Contributors to the 330 page book range from well known Jesuits like educationalist and author Paul Andrews SJ (A Whirlwind of Change, New Life: One Jesuits Experience) and author Oliver Rafferty SJ (The Catholic Church in Ireland and Vatican II in Historical Perspective), to academics like Prof Eamonn Conway (A Guide through Today’s Educational Emergency?), Fr Eugene Duffy (Reimaging the Church in Ireland in the Light of Vatican II) Fr Paul Fleming (Mary and her Role in the Church Today), Prof Colin Harvey(Encouraging Dialogue? Human Rights and Vatican II), Sharon Haughey (Spirituality in School: Encouraging Young Faith), Fr Feidhlimidh Magennis (From Dei Verbum to Verbum Domini), Gerard McCannn (A Philosophy of Hope and Vatican II), Fr Edward McGee (Towards a Fuller Participation in the Liturgy) and Gareth Byrne (The National Directory for Catechesis in Ireland).
Two chapters come from non Catholics: Vatican II Fifty Years On: Some Anglican Reflections by Archbishop Richard Clarke, and the Influence of Vatican II on the Protestant Churches in Ireland by Patrick Mitchel.
Baroness Nuala O’Loan wrote an essay on Liberation and Authenticity, while former director of Focolare in Ireland, Juanita Majury, traced the growth of new religious movements in Ireland following Vatican II (The Second Vatican Council and the New Religious Movements in Ireland).
Other chapters came from Fiona Dineen (Catholic Education in Ireland), Fr Gerry Reynolds (Ecumenism: A personal pilgrimage), Paschal Scallon CM (A response to the violence of the modern world), Aidan Donaldson (The Preferential Option for the Poor), Irish Catholic editor, Michael Kelly (Media and Church in Ireland since the Council) and Eithne Woulfe (Religious Life in Ireland Today).
Speaking at Thursday’s launch at the offices of the Irish Catholic, Baroness Nuala O’Loan noted the absence of a voice from the Irish Catholic hierarchy.
“I think it is profoundly unfortunate that the voice of the bishops is not heard in this book and I know that voice was sought,” she remarked.
She said the book was about the “journey of the Irish people from before Vatican II to the present day, the journey of faith – keeping faith, holding faith” during a time of “monumental change”.

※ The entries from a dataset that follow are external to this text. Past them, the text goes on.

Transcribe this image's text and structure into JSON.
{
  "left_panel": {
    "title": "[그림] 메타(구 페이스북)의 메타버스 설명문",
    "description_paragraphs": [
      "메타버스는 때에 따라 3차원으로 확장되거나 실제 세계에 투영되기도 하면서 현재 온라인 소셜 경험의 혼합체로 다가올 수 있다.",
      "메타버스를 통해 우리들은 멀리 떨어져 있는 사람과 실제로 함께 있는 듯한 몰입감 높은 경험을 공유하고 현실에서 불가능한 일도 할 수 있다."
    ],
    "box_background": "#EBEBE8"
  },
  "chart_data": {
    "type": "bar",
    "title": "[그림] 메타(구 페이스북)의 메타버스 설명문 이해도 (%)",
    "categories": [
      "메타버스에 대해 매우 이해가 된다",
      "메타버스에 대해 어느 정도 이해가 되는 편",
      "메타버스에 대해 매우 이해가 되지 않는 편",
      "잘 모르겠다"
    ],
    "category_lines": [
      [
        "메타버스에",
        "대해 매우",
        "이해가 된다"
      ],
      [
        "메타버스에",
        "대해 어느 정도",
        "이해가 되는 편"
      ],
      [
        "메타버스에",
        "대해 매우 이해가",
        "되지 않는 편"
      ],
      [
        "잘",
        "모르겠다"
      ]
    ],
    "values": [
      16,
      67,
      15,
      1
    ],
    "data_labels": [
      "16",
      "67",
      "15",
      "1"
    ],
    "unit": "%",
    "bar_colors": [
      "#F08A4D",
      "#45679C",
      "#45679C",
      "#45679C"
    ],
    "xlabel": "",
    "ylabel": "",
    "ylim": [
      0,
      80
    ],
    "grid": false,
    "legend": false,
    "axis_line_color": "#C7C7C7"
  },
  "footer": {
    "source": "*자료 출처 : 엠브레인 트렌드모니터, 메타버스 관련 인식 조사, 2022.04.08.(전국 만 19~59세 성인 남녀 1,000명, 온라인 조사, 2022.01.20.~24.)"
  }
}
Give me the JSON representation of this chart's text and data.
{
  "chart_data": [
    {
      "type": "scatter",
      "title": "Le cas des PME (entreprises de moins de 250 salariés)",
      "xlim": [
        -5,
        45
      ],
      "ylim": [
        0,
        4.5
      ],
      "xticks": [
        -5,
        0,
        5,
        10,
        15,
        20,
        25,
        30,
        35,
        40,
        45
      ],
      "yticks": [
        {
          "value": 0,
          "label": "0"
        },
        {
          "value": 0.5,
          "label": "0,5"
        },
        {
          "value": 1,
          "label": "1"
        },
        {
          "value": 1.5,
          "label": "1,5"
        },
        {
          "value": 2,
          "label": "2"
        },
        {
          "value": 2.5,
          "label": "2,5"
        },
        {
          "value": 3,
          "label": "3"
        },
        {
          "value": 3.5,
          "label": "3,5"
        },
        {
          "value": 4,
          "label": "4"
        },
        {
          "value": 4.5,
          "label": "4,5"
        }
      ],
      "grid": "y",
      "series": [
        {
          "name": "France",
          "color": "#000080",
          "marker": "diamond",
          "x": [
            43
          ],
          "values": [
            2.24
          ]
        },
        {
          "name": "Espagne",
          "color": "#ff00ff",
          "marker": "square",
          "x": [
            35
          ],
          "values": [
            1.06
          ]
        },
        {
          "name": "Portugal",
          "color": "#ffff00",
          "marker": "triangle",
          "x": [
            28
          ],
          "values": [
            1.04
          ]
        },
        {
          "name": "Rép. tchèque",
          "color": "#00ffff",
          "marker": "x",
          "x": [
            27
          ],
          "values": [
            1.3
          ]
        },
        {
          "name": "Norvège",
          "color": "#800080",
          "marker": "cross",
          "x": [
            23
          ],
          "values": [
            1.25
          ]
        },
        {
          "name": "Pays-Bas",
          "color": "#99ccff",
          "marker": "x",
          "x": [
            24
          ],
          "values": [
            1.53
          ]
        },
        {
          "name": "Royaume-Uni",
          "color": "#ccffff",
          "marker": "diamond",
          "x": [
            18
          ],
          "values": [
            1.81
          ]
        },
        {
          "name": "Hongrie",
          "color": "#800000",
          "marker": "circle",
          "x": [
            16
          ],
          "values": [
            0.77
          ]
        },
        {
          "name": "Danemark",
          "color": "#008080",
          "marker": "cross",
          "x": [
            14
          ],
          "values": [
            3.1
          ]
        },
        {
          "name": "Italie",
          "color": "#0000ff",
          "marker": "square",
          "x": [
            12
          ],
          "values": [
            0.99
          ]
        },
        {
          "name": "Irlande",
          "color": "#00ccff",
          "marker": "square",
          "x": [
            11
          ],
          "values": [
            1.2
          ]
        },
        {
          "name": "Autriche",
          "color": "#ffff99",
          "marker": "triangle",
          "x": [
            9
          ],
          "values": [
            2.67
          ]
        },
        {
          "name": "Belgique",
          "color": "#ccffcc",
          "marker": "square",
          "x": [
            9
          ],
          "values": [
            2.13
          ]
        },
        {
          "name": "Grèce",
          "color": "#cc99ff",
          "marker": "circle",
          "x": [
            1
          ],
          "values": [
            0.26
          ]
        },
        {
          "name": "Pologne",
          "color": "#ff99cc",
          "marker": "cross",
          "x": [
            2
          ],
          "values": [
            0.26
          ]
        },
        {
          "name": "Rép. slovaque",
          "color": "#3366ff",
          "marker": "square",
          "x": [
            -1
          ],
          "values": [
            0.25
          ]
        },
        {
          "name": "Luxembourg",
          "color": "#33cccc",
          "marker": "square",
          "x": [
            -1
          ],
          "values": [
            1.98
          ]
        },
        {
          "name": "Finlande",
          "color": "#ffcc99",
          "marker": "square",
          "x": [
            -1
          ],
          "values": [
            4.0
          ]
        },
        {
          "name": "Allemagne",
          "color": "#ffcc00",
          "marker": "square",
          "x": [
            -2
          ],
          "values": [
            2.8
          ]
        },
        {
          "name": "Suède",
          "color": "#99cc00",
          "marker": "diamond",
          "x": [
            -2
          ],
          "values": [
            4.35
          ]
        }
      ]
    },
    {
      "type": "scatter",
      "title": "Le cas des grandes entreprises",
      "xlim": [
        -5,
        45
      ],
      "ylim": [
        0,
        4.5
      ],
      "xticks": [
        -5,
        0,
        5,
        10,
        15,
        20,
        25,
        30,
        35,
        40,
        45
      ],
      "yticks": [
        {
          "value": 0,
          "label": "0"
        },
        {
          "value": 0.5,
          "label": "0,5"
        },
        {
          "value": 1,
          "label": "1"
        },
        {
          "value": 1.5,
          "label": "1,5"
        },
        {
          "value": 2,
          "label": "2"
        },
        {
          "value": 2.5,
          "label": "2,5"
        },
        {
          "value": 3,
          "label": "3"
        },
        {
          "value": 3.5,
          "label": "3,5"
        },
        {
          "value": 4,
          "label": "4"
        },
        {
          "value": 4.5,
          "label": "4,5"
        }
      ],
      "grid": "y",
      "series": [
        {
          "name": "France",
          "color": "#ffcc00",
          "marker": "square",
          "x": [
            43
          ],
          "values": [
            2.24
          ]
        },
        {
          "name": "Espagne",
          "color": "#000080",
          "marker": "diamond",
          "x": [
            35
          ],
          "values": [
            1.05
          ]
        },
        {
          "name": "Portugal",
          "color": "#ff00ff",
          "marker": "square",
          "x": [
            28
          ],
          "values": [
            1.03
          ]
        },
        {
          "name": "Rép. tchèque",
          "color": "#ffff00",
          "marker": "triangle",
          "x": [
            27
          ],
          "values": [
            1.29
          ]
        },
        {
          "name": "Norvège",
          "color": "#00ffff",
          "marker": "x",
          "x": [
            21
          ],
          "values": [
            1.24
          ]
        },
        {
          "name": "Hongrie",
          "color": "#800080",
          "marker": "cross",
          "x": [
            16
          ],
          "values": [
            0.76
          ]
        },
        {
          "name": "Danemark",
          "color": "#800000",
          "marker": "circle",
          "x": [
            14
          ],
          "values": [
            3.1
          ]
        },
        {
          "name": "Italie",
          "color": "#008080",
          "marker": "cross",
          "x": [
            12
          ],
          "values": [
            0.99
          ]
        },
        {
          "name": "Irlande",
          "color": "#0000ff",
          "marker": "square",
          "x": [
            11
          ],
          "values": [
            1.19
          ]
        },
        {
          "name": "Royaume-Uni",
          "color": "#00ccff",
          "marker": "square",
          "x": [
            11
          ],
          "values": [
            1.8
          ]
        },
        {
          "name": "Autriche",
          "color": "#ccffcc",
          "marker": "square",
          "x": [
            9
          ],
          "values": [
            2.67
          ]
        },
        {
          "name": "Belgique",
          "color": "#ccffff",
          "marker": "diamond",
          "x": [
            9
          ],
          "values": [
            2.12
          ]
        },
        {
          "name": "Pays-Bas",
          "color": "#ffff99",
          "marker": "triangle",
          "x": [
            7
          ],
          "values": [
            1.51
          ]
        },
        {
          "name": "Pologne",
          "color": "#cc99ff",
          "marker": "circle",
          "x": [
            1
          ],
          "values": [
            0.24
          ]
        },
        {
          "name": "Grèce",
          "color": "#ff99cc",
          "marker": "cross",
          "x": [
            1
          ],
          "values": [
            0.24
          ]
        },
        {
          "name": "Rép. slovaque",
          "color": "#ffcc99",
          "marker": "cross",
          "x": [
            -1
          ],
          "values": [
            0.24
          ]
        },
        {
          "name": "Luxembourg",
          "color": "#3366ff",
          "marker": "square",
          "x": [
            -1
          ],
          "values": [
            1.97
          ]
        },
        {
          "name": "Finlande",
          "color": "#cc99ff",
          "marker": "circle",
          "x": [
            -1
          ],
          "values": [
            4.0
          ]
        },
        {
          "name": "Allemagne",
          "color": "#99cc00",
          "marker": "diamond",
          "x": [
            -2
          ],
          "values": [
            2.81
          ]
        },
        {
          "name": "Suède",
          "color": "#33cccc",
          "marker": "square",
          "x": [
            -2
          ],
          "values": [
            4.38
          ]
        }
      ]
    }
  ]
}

She reminded those present of some of the markers of the pre-Vatican II era: the Mother and Baby Homes, how those born outside marriage could not become priests or religious, the weekly ritualistic confession, the prohibition of entering churches other than “our own”, the ‘Ne Temere’ decree, the conceptualisation of women as either “good mothers or Eve like sources of temptation”.
“All that was the product of a pre-Vatican II thinking.” Baroness O’Loan said the book traced the revolutionary change brought by the council and its aftermath.
“You will meet the battle between the liberation theologians and those who saw the danger of Marxism impacting on the Church as a result of Liberation Theology.”
Ireland suffered its own trauma and conflict, she said, “partly because of its failure to adequately respond to Vatican II”.
She concluded describing the book as a “seminal contribution to understanding the state of the Church in Ireland today and hope for the future.”